Sur son magnifique violoncelle « Van Wilgenburg », un Matteo Goffriller de 1711, Coppey propose les deux sonates écrites après la Première Guerre mondiale, des versions élégantes dans la réalisation, lyriques dans l’expression, et équilibrées dans la conception. La Sonate n° 1 de 1917, écrit Jean-Michel Nectoux dans son ouvrage sur Fauré (Seuil, 1972) est une œuvre de grande concentration ; pas d’enjolivures, de bavardages galants, mais au contraire un chant puissant de grand ténor, de la force, de la colère même dans le premier mouvement ; le second est contemplatif, le troisième discrètement allègre. Composée en un petit nombre de semaines, créée à Paris le 10 novembre de la même année par Gérard Hekking avec Alfred Cortot au piano, cette œuvre d’une forte densité, avec des coups d’éclat, encore marquée par les séquelles du terrible conflit, est bien servie par Marc Coppey, qui en affronte franchement les aspérités. Son partenaire, François Dumont (°1985), le suit sur le même terrain. Ce pianiste, qui a notamment été l’élève de Bruno Rigutto au CNSM de Paris et été finaliste du Concours Reine Elisabeth en 2007, joue sur un grand piano Érard de 1891, qui fait partie de la collection du Musée de la Musique. On lira dans la notice les détails sur cet instrument dont le son s’adapte parfaitement à celui du violoncelle de Coppey. Il ajoute une touche au titre de l’album : « Fauré authentique ».

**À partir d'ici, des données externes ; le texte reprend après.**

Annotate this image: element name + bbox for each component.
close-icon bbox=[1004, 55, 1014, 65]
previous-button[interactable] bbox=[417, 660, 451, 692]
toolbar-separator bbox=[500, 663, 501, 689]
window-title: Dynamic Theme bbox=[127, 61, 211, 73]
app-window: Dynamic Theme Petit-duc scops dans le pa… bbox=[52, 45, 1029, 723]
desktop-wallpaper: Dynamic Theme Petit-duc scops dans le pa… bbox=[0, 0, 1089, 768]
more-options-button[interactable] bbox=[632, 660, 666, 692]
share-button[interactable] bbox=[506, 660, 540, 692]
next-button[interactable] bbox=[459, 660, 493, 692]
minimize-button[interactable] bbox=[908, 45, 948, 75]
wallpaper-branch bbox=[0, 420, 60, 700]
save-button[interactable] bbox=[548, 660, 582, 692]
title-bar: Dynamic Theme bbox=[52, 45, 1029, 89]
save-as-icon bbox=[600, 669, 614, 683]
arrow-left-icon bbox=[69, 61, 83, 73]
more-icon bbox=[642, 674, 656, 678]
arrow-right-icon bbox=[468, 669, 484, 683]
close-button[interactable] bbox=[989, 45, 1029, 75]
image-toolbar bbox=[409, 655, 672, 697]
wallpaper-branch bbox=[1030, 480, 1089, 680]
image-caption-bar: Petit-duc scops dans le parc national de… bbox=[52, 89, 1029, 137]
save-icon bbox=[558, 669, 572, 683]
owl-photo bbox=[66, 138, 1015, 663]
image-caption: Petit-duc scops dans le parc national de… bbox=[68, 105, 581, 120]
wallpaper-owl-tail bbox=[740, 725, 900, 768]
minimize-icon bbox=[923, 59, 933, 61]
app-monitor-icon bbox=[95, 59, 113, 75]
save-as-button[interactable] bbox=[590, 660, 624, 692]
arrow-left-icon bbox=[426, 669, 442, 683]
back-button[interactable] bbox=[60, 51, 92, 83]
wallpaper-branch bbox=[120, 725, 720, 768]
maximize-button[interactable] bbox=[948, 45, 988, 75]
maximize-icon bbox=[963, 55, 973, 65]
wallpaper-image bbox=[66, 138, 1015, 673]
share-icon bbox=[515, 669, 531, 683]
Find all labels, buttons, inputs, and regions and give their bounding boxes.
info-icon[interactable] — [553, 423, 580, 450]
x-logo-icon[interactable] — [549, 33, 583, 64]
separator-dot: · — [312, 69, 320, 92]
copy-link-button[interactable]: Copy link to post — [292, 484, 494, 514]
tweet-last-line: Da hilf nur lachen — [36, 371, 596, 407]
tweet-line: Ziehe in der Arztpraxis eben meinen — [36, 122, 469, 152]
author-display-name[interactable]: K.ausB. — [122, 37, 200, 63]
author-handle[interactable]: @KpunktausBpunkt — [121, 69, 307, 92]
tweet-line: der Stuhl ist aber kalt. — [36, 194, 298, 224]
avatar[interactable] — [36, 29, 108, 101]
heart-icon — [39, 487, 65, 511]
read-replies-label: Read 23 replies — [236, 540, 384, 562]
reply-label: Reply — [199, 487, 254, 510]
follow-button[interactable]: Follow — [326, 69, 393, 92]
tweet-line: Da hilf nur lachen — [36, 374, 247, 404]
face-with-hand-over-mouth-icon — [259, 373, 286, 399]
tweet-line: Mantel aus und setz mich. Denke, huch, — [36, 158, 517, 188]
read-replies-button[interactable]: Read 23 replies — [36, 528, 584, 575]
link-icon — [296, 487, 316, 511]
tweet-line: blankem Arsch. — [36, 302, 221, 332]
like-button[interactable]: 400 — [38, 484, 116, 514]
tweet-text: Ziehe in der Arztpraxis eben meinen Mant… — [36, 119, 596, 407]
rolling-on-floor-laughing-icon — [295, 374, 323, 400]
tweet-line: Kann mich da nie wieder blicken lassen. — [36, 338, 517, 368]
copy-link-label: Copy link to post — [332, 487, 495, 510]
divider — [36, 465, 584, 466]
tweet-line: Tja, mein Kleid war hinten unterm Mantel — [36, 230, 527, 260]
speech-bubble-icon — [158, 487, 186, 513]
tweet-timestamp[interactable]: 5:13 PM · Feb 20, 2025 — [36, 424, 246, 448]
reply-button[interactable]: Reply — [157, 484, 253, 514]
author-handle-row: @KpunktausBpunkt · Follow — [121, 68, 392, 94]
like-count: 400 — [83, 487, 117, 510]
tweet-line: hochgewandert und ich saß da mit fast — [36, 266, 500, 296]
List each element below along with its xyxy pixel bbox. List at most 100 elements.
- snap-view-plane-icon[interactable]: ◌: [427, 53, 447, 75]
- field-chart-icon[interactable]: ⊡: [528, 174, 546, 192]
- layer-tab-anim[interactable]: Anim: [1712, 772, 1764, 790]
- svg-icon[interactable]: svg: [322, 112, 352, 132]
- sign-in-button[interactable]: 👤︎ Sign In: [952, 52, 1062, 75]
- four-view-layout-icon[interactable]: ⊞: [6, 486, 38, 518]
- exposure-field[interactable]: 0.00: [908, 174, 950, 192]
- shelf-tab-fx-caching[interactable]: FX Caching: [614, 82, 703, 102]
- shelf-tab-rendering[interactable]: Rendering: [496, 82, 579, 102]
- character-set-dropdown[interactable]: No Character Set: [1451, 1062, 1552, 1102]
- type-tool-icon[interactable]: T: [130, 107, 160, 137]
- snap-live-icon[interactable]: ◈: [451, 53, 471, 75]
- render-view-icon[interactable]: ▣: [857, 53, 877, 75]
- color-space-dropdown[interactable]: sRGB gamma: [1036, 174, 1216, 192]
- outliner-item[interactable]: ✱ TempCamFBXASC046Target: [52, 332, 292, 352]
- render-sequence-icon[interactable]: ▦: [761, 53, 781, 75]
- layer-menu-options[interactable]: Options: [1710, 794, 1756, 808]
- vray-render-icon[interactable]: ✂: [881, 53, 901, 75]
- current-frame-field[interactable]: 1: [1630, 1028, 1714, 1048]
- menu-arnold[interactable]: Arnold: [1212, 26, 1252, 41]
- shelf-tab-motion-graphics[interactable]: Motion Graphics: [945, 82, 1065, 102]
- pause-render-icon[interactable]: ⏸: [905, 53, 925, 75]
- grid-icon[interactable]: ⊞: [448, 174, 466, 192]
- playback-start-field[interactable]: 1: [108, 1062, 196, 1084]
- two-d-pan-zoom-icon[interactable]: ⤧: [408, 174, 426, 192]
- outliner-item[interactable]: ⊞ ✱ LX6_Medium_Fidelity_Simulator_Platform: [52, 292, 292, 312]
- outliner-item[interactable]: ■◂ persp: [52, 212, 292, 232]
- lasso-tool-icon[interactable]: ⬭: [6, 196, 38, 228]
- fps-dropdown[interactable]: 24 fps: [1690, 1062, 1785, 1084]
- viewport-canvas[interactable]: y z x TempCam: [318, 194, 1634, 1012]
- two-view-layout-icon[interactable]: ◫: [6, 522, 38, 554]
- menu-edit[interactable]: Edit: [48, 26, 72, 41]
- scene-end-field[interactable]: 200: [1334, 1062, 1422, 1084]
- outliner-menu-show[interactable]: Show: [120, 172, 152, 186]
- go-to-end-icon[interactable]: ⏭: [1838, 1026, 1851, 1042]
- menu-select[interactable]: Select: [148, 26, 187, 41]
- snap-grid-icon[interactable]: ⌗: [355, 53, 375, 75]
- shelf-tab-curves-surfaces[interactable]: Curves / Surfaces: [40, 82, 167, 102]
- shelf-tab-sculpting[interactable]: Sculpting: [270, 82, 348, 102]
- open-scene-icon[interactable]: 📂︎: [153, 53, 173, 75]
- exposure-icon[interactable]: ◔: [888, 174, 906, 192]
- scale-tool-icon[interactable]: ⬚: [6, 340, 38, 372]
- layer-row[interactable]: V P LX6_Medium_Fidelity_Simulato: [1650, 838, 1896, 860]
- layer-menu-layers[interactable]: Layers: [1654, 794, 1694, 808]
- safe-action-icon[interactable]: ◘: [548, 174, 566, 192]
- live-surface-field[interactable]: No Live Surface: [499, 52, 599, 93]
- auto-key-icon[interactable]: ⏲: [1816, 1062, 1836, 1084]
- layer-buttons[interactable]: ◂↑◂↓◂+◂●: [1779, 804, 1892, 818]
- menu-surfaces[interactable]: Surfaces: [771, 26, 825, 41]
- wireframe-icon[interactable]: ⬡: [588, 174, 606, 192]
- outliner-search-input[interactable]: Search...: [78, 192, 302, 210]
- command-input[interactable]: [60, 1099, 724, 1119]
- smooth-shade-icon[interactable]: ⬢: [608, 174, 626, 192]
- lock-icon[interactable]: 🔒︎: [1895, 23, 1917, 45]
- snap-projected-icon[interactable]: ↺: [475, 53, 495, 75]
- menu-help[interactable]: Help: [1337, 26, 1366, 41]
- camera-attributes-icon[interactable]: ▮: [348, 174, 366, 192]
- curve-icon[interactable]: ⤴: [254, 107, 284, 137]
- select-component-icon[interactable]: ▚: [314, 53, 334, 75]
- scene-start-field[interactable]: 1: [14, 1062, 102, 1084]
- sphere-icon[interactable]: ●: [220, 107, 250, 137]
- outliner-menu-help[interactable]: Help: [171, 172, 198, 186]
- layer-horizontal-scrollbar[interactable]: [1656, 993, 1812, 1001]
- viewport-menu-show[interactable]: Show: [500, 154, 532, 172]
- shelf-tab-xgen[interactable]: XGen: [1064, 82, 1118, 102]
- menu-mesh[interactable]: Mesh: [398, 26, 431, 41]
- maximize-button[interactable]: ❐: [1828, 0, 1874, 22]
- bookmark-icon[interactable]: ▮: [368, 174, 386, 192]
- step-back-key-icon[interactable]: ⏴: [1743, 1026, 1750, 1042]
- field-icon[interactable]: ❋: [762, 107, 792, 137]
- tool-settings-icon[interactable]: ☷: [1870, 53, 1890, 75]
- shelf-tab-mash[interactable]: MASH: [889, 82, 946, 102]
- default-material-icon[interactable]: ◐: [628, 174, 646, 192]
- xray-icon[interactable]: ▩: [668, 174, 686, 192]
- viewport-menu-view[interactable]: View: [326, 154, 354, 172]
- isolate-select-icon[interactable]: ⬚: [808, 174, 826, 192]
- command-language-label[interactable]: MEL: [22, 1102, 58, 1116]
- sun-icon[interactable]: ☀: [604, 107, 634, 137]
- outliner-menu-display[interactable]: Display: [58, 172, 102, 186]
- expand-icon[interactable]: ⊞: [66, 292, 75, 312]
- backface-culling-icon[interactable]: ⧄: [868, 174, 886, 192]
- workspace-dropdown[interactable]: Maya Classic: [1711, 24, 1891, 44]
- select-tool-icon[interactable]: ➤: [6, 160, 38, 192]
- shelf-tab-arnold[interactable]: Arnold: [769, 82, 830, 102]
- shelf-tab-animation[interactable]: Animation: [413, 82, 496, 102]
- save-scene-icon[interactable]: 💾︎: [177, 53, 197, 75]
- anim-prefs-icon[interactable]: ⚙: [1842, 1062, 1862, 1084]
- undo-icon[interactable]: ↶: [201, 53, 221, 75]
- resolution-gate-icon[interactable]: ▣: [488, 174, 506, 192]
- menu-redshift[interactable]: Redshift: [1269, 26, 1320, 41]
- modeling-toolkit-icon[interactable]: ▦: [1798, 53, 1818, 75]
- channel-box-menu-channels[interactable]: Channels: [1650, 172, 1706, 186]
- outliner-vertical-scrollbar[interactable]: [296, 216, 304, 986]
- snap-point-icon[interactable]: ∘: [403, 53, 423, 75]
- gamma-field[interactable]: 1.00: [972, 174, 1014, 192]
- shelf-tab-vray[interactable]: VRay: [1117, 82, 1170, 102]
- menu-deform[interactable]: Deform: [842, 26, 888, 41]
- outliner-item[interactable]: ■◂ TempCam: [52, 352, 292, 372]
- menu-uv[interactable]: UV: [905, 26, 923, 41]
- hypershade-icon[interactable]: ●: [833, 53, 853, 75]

La Sonate n° 2 de 1921 se présente comme une partition d’une toute autre essence. Plus sobre, plus détendue que la précédente, avec des thèmes lyriques chantants dans l’Allegro avant un thème de marche funèbre dans l’Andante et un brillant Allegro vivo conclusif, elle a, elle aussi, été créée par Hekking -qui fut le professeur de Fournier, Tortelier et Gendron- et Cortot. Marc Coppey et François Dumont se glissent avec aisance dans cet autre climat dont ils soulignent le côté mélodique, la solennité du second mouvement et la chaleur globale.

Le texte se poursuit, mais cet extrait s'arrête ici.